On the way back, Hervé and I stopped in Panthip plaza: this shopping mall dedicated to computer hardware is a temple for geeks! We went across many shops to get a 1 TB external hard drive for less than 3500b (I later figured out that the US online price is even cheaper, $99). Hervé got a WD and I initially wanted this one as well but finally took a Seagate for the 3 year-worldwide warranty. As I shot most of my pictures in RAW, it takes many Gig and my previous HDD went full, so this new one give me some more months to go 😉

Just before taking the BTS back home, we went through the luxury shopping mall in Siam: as said, people love luxury!

In topic shopping mall, I tend to find them boring: always the same international brands having their super modern shops in super clean floor.  As I am not a customer of this kind of shop, I pay more attention on the architecture, and get some times very impressed: the MyZeil mall in Frankfurt is not bad in this category.
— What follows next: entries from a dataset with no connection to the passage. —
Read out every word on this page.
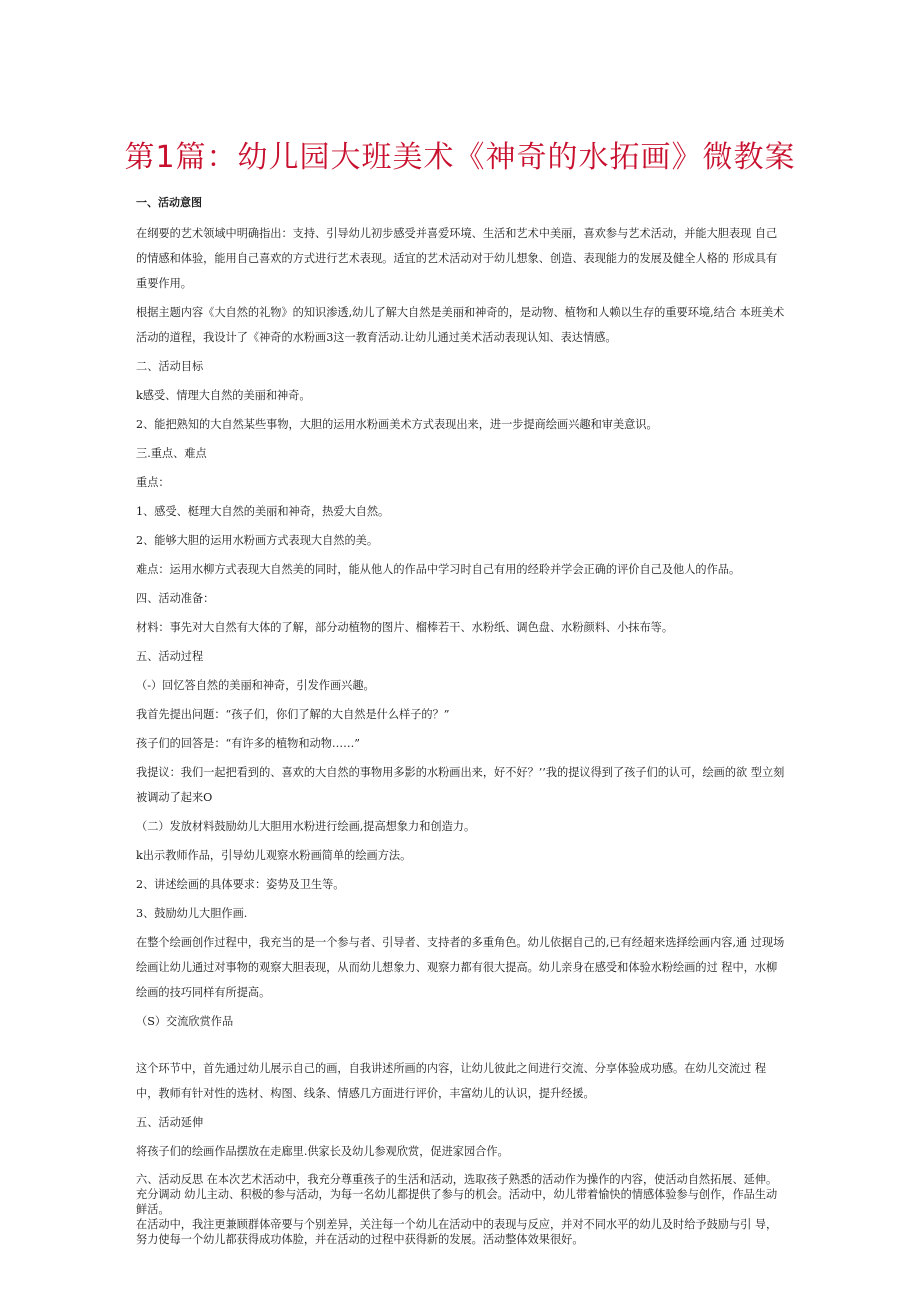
第1篇：幼儿园大班美术《神奇的水拓画》微教案
一、活动意图
在纲要的艺术领域中明确指出：支持、引导幼儿初步感受并喜爱环境、生活和艺术中美丽，喜欢参与艺术活动，并能大胆表现 自己的情感和体验，能用自己喜欢的方式进行艺术表现。适宜的艺术活动对于幼儿想象、创造、表现能力的发展及健全人格的 形成具有重要作用。
根据主题内容《大自然的礼物》的知识渗透,幼儿了解大自然是美丽和神奇的，是动物、植物和人赖以生存的重要环境,结合 本班美术活动的道程，我设计了《神奇的水粉画3这一教育活动.让幼儿通过美术活动表现认知、表达情感。
二、活动目标
k感受、情理大自然的美丽和神奇。
2、能把熟知的大自然某些事物，大胆的运用水粉画美术方式表现出来，进一步提商绘画兴趣和审美意识。
三.重点、难点
重点：
1、感受、梃理大自然的美丽和神奇，热爱大自然。
2、能够大胆的运用水粉画方式表现大自然的美。
难点：运用水柳方式表现大自然美的同时，能从他人的作品中学习时自己有用的经聆并学会正确的评价自己及他人的作品。
四、活动准备：
材料：事先对大自然有大体的了解，部分动植物的图片、榴棒若干、水粉纸、调色盘、水粉颜料、小抹布等。
五、活动过程
（-）回忆答自然的美丽和神奇，引发作画兴趣。
我首先提出问题：“孩子们，你们了解的大自然是什么样子的？”
孩子们的回答是：“有许多的植物和动物……”
我提议：我们一起把看到的、喜欢的大自然的事物用多影的水粉画出来，好不好？’’我的提议得到了孩子们的认可，绘画的欲 型立刻被调动了起来O
（二）发放材料鼓励幼儿大胆用水粉进行绘画,提高想象力和创造力。
k出示教师作品，引导幼儿观察水粉画简单的绘画方法。
2、讲述绘画的具体要求：姿势及卫生等。
3、鼓励幼儿大胆作画.
在整个绘画创作过程中，我充当的是一个参与者、引导者、支持者的多重角色。幼儿依据自己的,已有经超来选择绘画内容,通 过现场绘画让幼儿通过对事物的观察大胆表现，从而幼儿想象力、观察力都有很大提高。幼儿亲身在感受和体验水粉绘画的过 程中，水柳绘画的技巧同样有所提高。
（S）交流欣赏作品
这个环节中，首先通过幼儿展示自己的画，自我讲述所画的内容，让幼儿彼此之间进行交流、分享体验成功感。在幼儿交流过 程中，教师有针对性的选材、构图、线条、情感几方面进行评价，丰富幼儿的认识，提升经援。
五、活动延伸
将孩子们的绘画作品摆放在走廊里.供家长及幼儿参观欣赏，促进家园合作。
六、活动反思 在本次艺术活动中，我充分尊重孩子的生活和活动，选取孩子熟悉的活动作为操作的内容，使活动自然拓展、延伸。充分调动 幼儿主动、积极的参与活动，为每一名幼儿都提供了参与的机会。活动中，幼儿带着愉快的情感体验参与创作，作品生动鲜活。
在活动中，我注更兼顾群体帝要与个别差异，关注每一个幼儿在活动中的表现与反应，并对不同水平的幼儿及时给予鼓励与引 导，努力使每一个幼儿都获得成功体脸，并在活动的过程中获得新的发展。活动整体效果很好。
But the Terminal21 in Sukhumvit, Bangkok introduces (for me) a new kind of mall, around a dedicated topic. This one is splendid: basically, each floor represent different cities, and you “fly” from one to the other while taking the escalators: Rome, Paris, London, Istanbul, San Francisco and Hollywoord are represented. Each shop fit very well with the famous style of the cities. In London, you get some shops in a fake red double deck bus, in SF, you get the golden bridge. Hollywood is obviously a cinema complex, splendid!

I visited Bangkok mostly on my own and met Ling and Anna only in the evening. As they have only one week holiday in Thailand, they also quickly booked a trip to Phuket, flying in the Sunday morning. I was glad to invite them together with Hervé and Pungky for a diner in a French crêperie on the Saturday evening (crepesnco.com). As a native from Brittany, I had however to high expectation for a crêperie: they made salty crêpes from wheat instead of the original galette with buckwheat flour and salty butter! After a nice but could-be-better (if in a galette) salty course, I enjoyed the sweet desert: the crêpe flambé au calvados was delicious!
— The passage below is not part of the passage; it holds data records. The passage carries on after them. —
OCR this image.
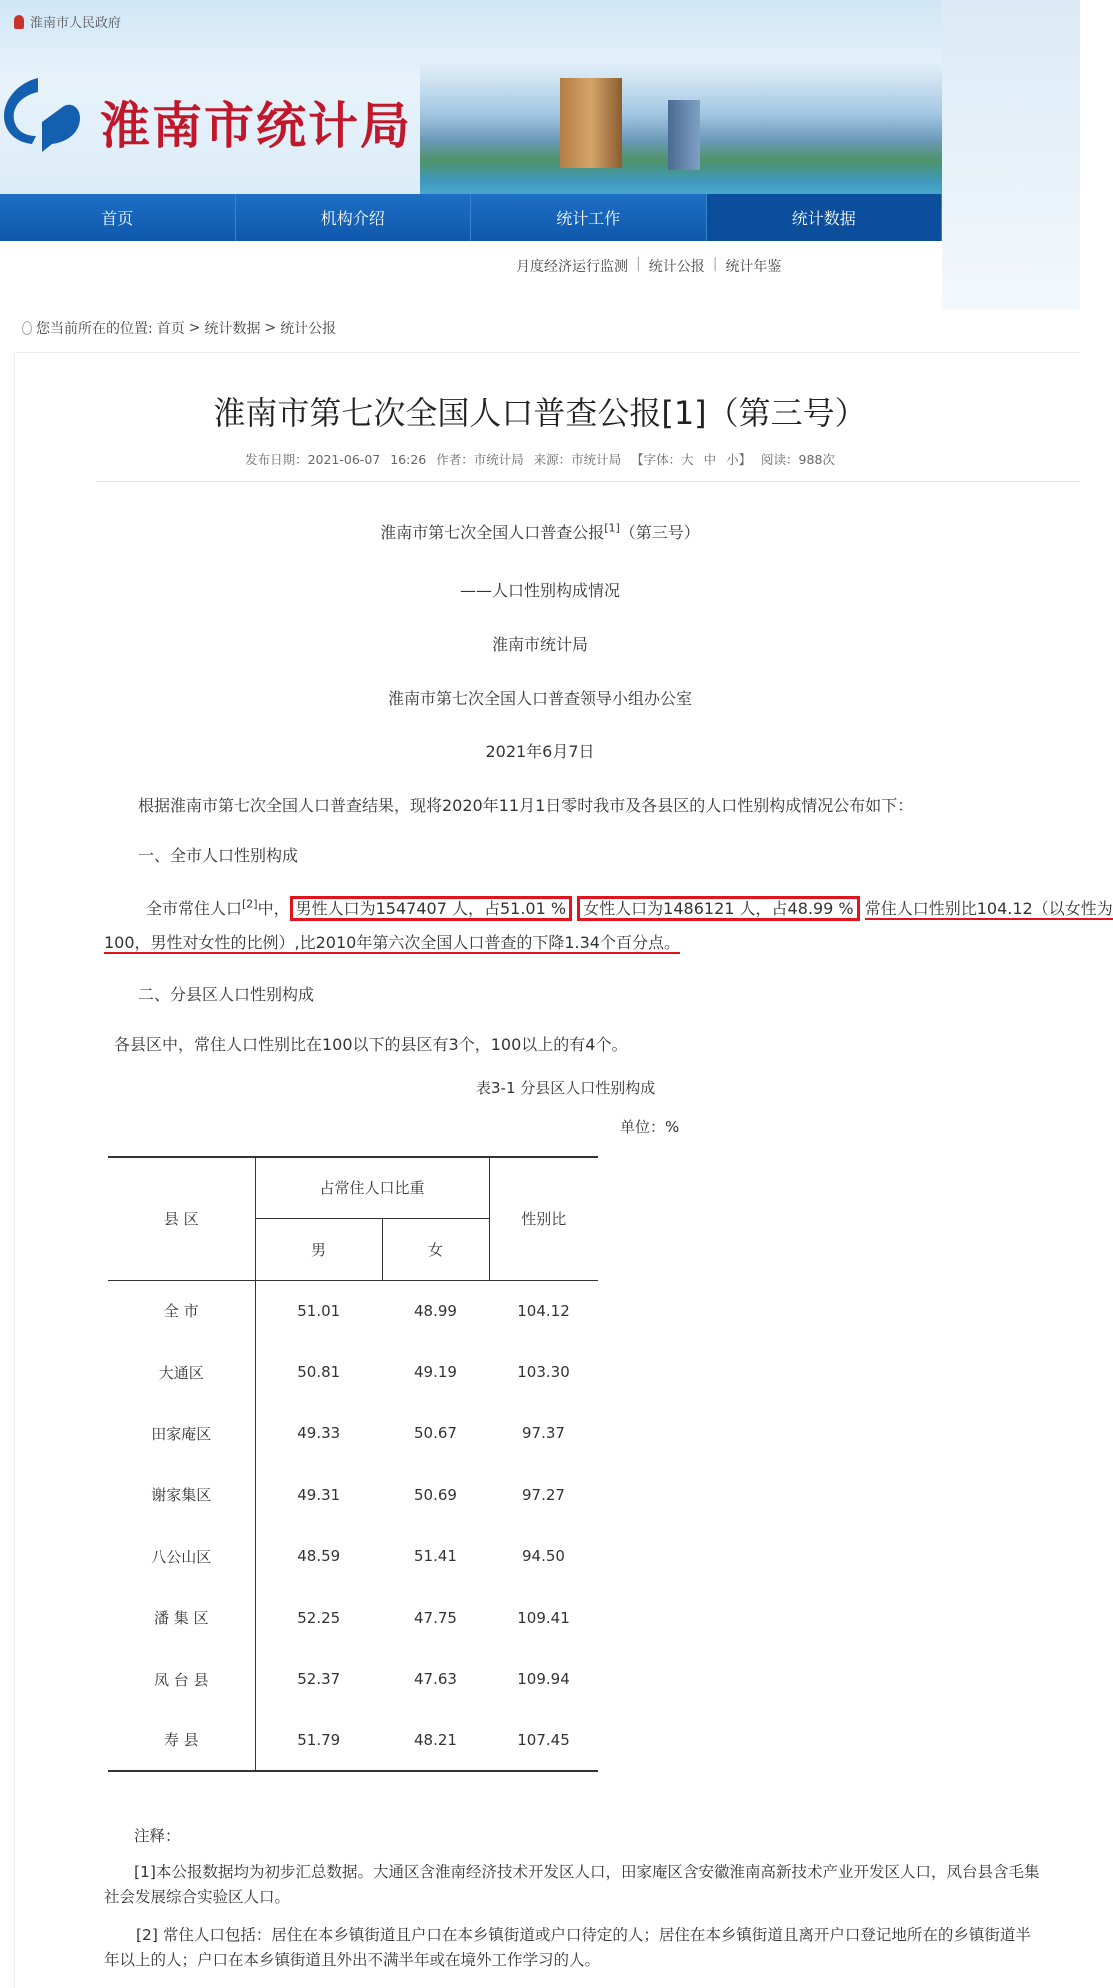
淮南市人民政府
淮南市统计局
首页	机构介绍	统计工作	统计数据
月度经济运行监测 | 统计公报 | 统计年鉴
您当前所在的位置: 首页 > 统计数据 > 统计公报
淮南市第七次全国人口普查公报[1]（第三号）
发布日期：2021-06-07 16:26 作者：市统计局 来源：市统计局 【字体：大 中 小】 阅读：988次
淮南市第七次全国人口普查公报[1]（第三号）
——人口性别构成情况
淮南市统计局
淮南市第七次全国人口普查领导小组办公室
2021年6月7日
根据淮南市第七次全国人口普查结果，现将2020年11月1日零时我市及各县区的人口性别构成情况公布如下：
一、全市人口性别构成
全市常住人口[2]中， 男性人口为1547407 人，占51.01 % 女性人口为1486121 人，占48.99 % 常住人口性别比104.12（以女性为
100，男性对女性的比例）,比2010年第六次全国人口普查的下降1.34个百分点。
二、分县区人口性别构成
各县区中，常住人口性别比在100以下的县区有3个，100以上的有4个。
表3-1 分县区人口性别构成
单位：%
县 区	占常住人口比重		性别比
	男	女	
全 市	51.01	48.99	104.12
大通区	50.81	49.19	103.30
田家庵区	49.33	50.67	97.37
谢家集区	49.31	50.69	97.27
八公山区	48.59	51.41	94.50
潘 集 区	52.25	47.75	109.41
凤 台 县	52.37	47.63	109.94
寿 县	51.79	48.21	107.45
注释：
[1]本公报数据均为初步汇总数据。大通区含淮南经济技术开发区人口，田家庵区含安徽淮南高新技术产业开发区人口，凤台县含毛集社会发展综合实验区人口。
[2] 常住人口包括：居住在本乡镇街道且户口在本乡镇街道或户口待定的人；居住在本乡镇街道且离开户口登记地所在的乡镇街道半年以上的人；户口在本乡镇街道且外出不满半年或在境外工作学习的人。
I stayed home with Hervé and Pungky on Sunday. We just went out together to the market where we bought kg of fruits, count around 40b (1€) a kilo for most of them, mango are twice more expensive (70b). They sell also seafood, rice, etc!

One major attraction in Bangkok is the Grand Palace but you get latest get in at 3 pm since it closes at 4. I skipped this one in the first days since I left Sukhumvit too late in the morning and go for it on Monday. You start in Wat Phra Kaew with its many buildings and impressive model of Angkor Wat. Unfortunately, the main temple of the Emerald Buddha was already closed (at noon!), but there is enough to see anyway. You walk along the buildings of the Grand Palace, another former royal house, but cannot enter into the main buildings, just into some annex organized as museums. The temple museum is not stellar, but the exhibition dedicated to the Queen’s clothes is pretty interesting.

I continued my walk until the Mount of Gold I oversaw 2 days before: another crazy Buddhist temple, this time, in a top of a human-made mount. I walked back to the main train station through the market and Chinatown: many very narrow streets where you find everything, almost on the level of the big bazaar in Teheran or the black market in Ulan Bataar. As reminder of the rainy Beijing, the day ended in Chinatown under a rain (who last only a few minutes).

The ticket for the Grand Palace seems to be is quite expensive (400B), but it includes a lot of other palaces and museum in the Dusit area. So I spent pretty much my Tuesday between all these places. The Vimanmek mansion is the world’s largest golden teakwood house, and used to be the King’s main house between 1901 and 1906. I arrived there just on time for the English guided tour at 2pm: somehow a show of some royal furniture and belongings coming from all European countries.

I walked quickly through the small museums included in the ticket (about coin, photography, pottery, textiles, etc). All museums close at 4pm. The last one on the ticket, and for me the most impressive, is the “Ananta Samakhom Throne Hall” with its exhibition about Thai craftworks made in the years 2004 to 2007, celebrating 60 years of reigning: you see many very valuable gold objects, and also the beetle incandescence to make the objects even more “flashy”. Kitsch but so thin sculptures!

I made a stop in the last Wat built in marble. A nice sample of modern Thai architecture! On the way back home, I just missed the bus to the BTS, so I decided to walk the 2km instead of waiting for the next one. And indeed, the traffic jam was so dense that I arrived in the BTS before the bus!

Thailand is a paradise for the food: so many tastes and so cheap. You can get a plate on the street for 30 to 40b, i.e. ~1€. Even in the food court like in shopping mall (with air con, I tested the one in Terminal21) or train station, you get these cheap prices as well!